BPK Bongkar Kelemahan OJK: Dana PAYDI Rp33,24 T Beredar Tanpa Aturan Jelas

Jakarta, MI - Badan Pemeriksa Keuangan (BPK) mengungkap sejumlah kelemahan serius dalam tata kelola pengaturan, perizinan, dan pengawasan di sektor pasar modal serta industri asuransi yang berada di bawah pengawasan Otoritas Jasa Keuangan (OJK). Temuan tersebut tertuang dalam Laporan Hasil Pemeriksaan (LHP) BPK terkait kepatuhan pengawasan OJK pada periode 2022 hingga Semester II 2023.
Dari data yang yang diperoleh Monitorindonesia.com, Kamis (12/3/2026) bahwa dalam laporan tersebut, BPK menyoroti bahwa OJK bahkan belum memiliki pengaturan yang jelas terkait perizinan pembentukan subdana dan pengawasan pengelolaan subdana pada produk PAYDI (Produk Asuransi yang Dikaitkan dengan Investasi). Akibatnya, pengelolaan dana investasi pada skema tersebut mencapai Rp33,24 triliun tanpa kerangka regulasi yang memadai.
Tak hanya itu, BPK juga menemukan praktik yang dinilai berisiko bagi konsumen.
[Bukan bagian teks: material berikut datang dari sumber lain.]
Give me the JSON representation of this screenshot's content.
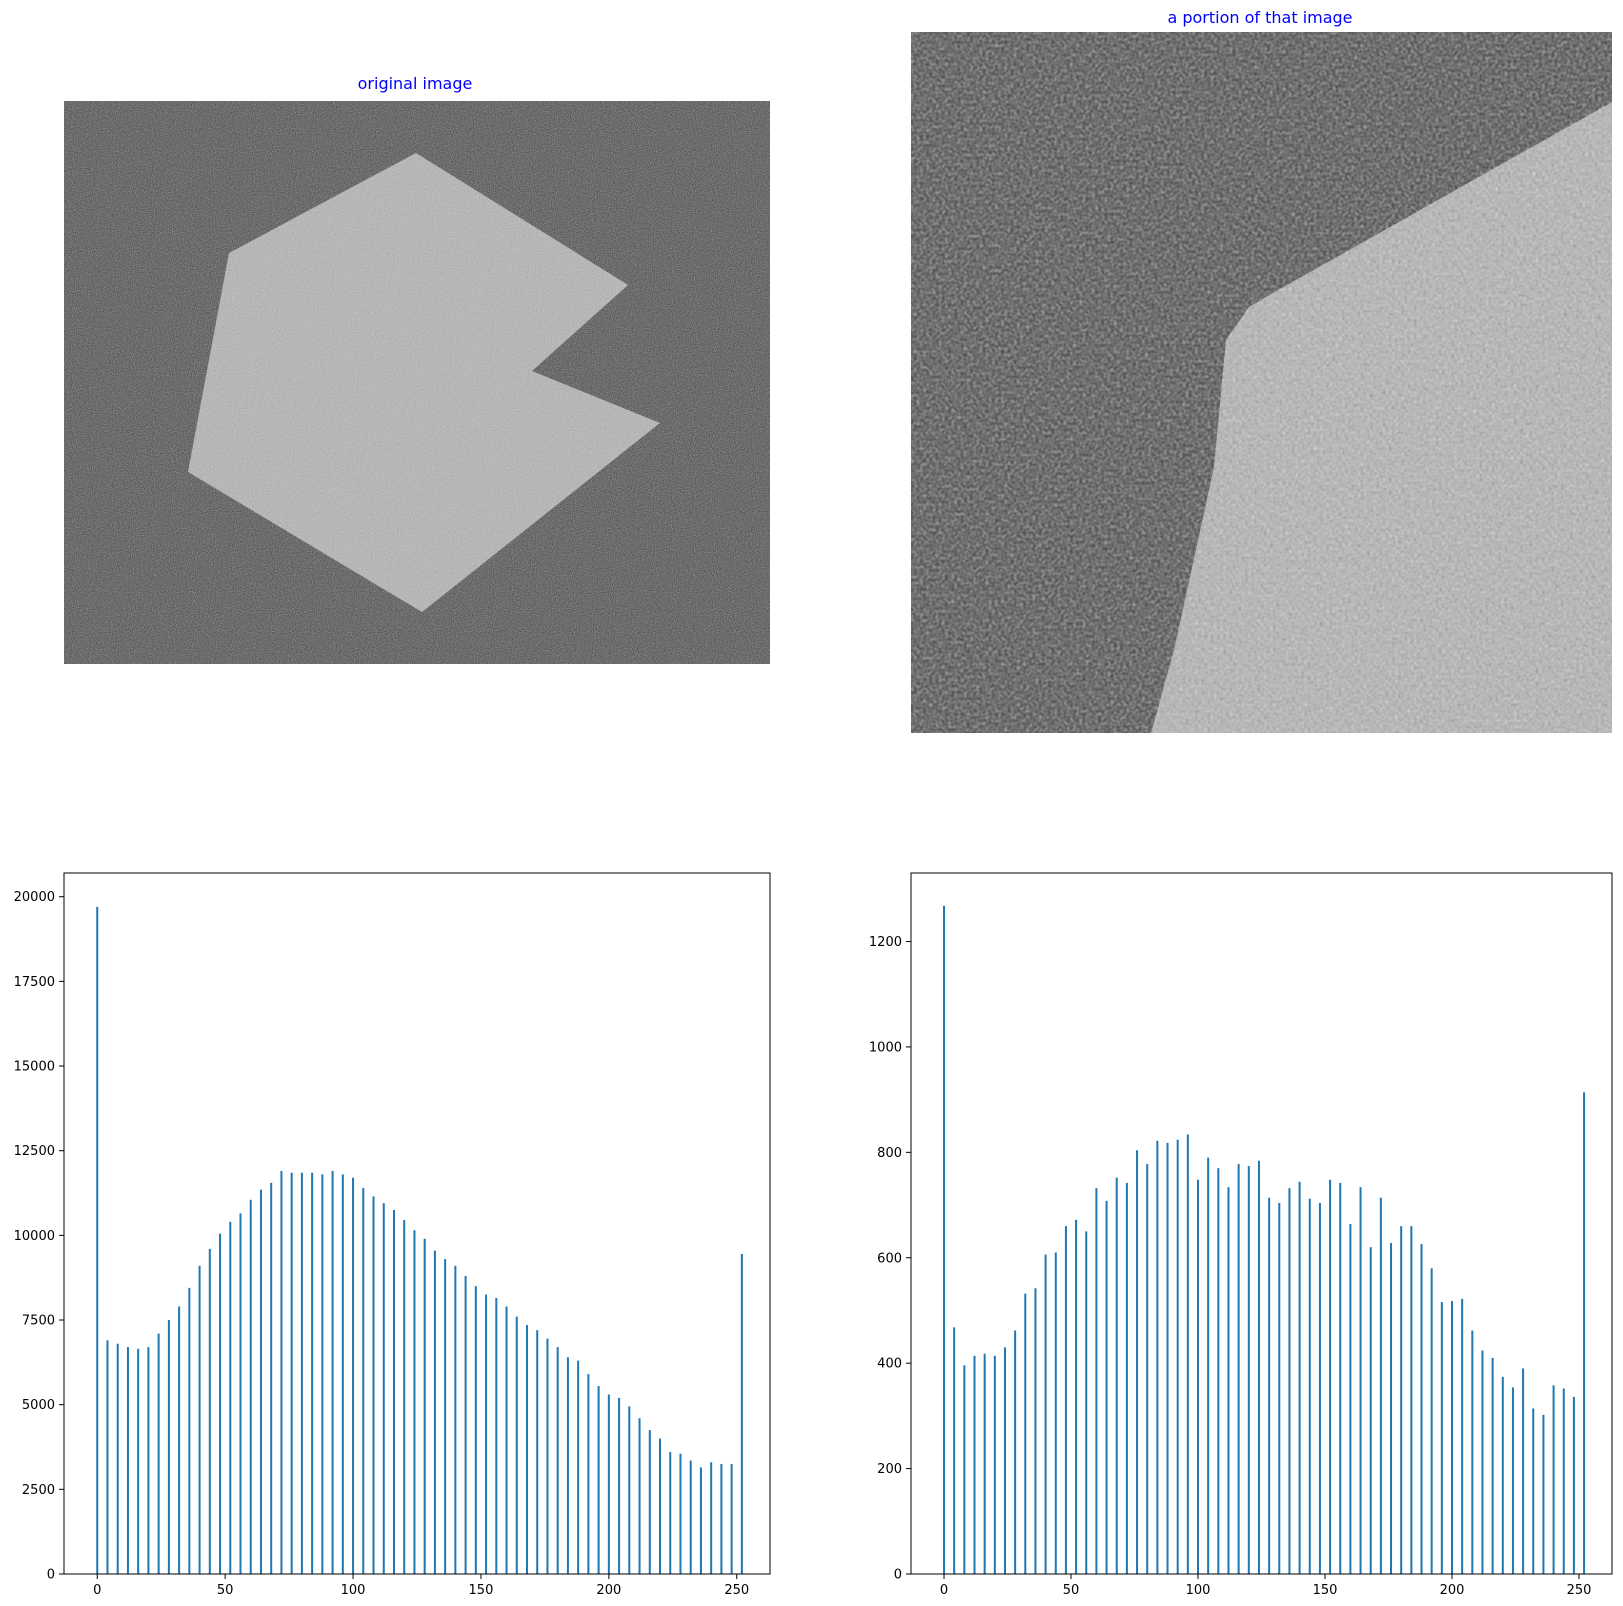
{
  "images": {
    "original_title": "original image",
    "portion_title": "a portion of that image",
    "title_color": "#0000ff",
    "background_gray": "#3e3e3e",
    "shape_gray": "#b4b4b4"
  },
  "chart_data": [
    {
      "type": "bar",
      "title": "",
      "xlabel": "",
      "ylabel": "",
      "xlim": [
        -13,
        263
      ],
      "ylim": [
        0,
        20700
      ],
      "xticks": [
        0,
        50,
        100,
        150,
        200,
        250
      ],
      "yticks": [
        0,
        2500,
        5000,
        7500,
        10000,
        12500,
        15000,
        17500,
        20000
      ],
      "bar_color": "#1f77b4",
      "x": [
        0,
        4,
        8,
        12,
        16,
        20,
        24,
        28,
        32,
        36,
        40,
        44,
        48,
        52,
        56,
        60,
        64,
        68,
        72,
        76,
        80,
        84,
        88,
        92,
        96,
        100,
        104,
        108,
        112,
        116,
        120,
        124,
        128,
        132,
        136,
        140,
        144,
        148,
        152,
        156,
        160,
        164,
        168,
        172,
        176,
        180,
        184,
        188,
        192,
        196,
        200,
        204,
        208,
        212,
        216,
        220,
        224,
        228,
        232,
        236,
        240,
        244,
        248,
        252
      ],
      "values": [
        19700,
        6900,
        6800,
        6700,
        6650,
        6700,
        7100,
        7500,
        7900,
        8450,
        9100,
        9600,
        10050,
        10400,
        10650,
        11050,
        11350,
        11550,
        11900,
        11850,
        11850,
        11850,
        11800,
        11900,
        11800,
        11700,
        11400,
        11150,
        10950,
        10750,
        10450,
        10150,
        9900,
        9550,
        9300,
        9100,
        8800,
        8500,
        8250,
        8150,
        7900,
        7600,
        7350,
        7200,
        6950,
        6700,
        6400,
        6300,
        5900,
        5550,
        5300,
        5200,
        4950,
        4600,
        4250,
        4000,
        3600,
        3550,
        3350,
        3150,
        3300,
        3250,
        3250,
        9450
      ]
    },
    {
      "type": "bar",
      "title": "",
      "xlabel": "",
      "ylabel": "",
      "xlim": [
        -13,
        263
      ],
      "ylim": [
        0,
        1330
      ],
      "xticks": [
        0,
        50,
        100,
        150,
        200,
        250
      ],
      "yticks": [
        0,
        200,
        400,
        600,
        800,
        1000,
        1200
      ],
      "bar_color": "#1f77b4",
      "x": [
        0,
        4,
        8,
        12,
        16,
        20,
        24,
        28,
        32,
        36,
        40,
        44,
        48,
        52,
        56,
        60,
        64,
        68,
        72,
        76,
        80,
        84,
        88,
        92,
        96,
        100,
        104,
        108,
        112,
        116,
        120,
        124,
        128,
        132,
        136,
        140,
        144,
        148,
        152,
        156,
        160,
        164,
        168,
        172,
        176,
        180,
        184,
        188,
        192,
        196,
        200,
        204,
        208,
        212,
        216,
        220,
        224,
        228,
        232,
        236,
        240,
        244,
        248,
        252
      ],
      "values": [
        1268,
        468,
        396,
        414,
        418,
        414,
        430,
        462,
        532,
        542,
        606,
        610,
        660,
        672,
        650,
        732,
        708,
        752,
        742,
        804,
        778,
        822,
        818,
        824,
        834,
        748,
        790,
        770,
        734,
        778,
        774,
        784,
        714,
        704,
        732,
        744,
        712,
        704,
        748,
        742,
        664,
        734,
        620,
        714,
        628,
        660,
        660,
        626,
        580,
        516,
        518,
        522,
        462,
        424,
        410,
        374,
        354,
        390,
        314,
        302,
        358,
        352,
        336,
        914
      ]
    }
  ]
}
OJK disebut tetap memberikan izin usaha dan persetujuan produk meskipun dokumen pengajuan perusahaan asuransi tidak lengkap dan belum memenuhi syarat.
Temuan lain yang tak kalah mencolok adalah proses persetujuan produk asuransi baru yang tidak sesuai dengan batas waktu yang telah ditetapkan, menandakan lemahnya sistem pengawasan dan administrasi dalam proses perizinan.
BPK juga mencatat adanya produk asuransi yang dipasarkan tidak sesuai dengan deskripsi spesimen polis yang diajukan, serta belum adanya pihak yang secara jelas bertanggung jawab untuk menilai aspek perlindungan konsumen dalam klausul polis tersebut.
Masalah semakin kompleks ketika BPK menemukan adanya ketidaktepatan pembayaran klaim pembiayaan syariah, termasuk realisasi biaya akuisisi asuransi umum yang melebihi ketentuan.
Di sisi investasi, pemeriksa negara juga menemukan penempatan investasi tradisional pada tiga perusahaan asuransi yang tidak sesuai ketentuan, serta investasi PAYDI pada dua perusahaan asuransi yang juga melanggar aturan.
Ironisnya, sistem penanganan pengaduan konsumen di sektor pasar modal dan asuransi juga dinilai belum berjalan optimal, sehingga berpotensi merugikan masyarakat yang menjadi korban produk keuangan bermasalah.
BPK bahkan menyoroti bahwa dalam beberapa kasus pemeriksaan pengaduan konsumen terhadap produk asuransi unit link, pemeriksaan dilakukan tanpa dasar pengaturan yang jelas terkait mekanisme pemeriksaan khusus maupun pengenaan denda.
Temuan-temuan tersebut memperlihatkan bahwa pengawasan sektor keuangan yang seharusnya melindungi masyarakat justru masih menyisakan berbagai celah regulasi dan kelemahan sistemik.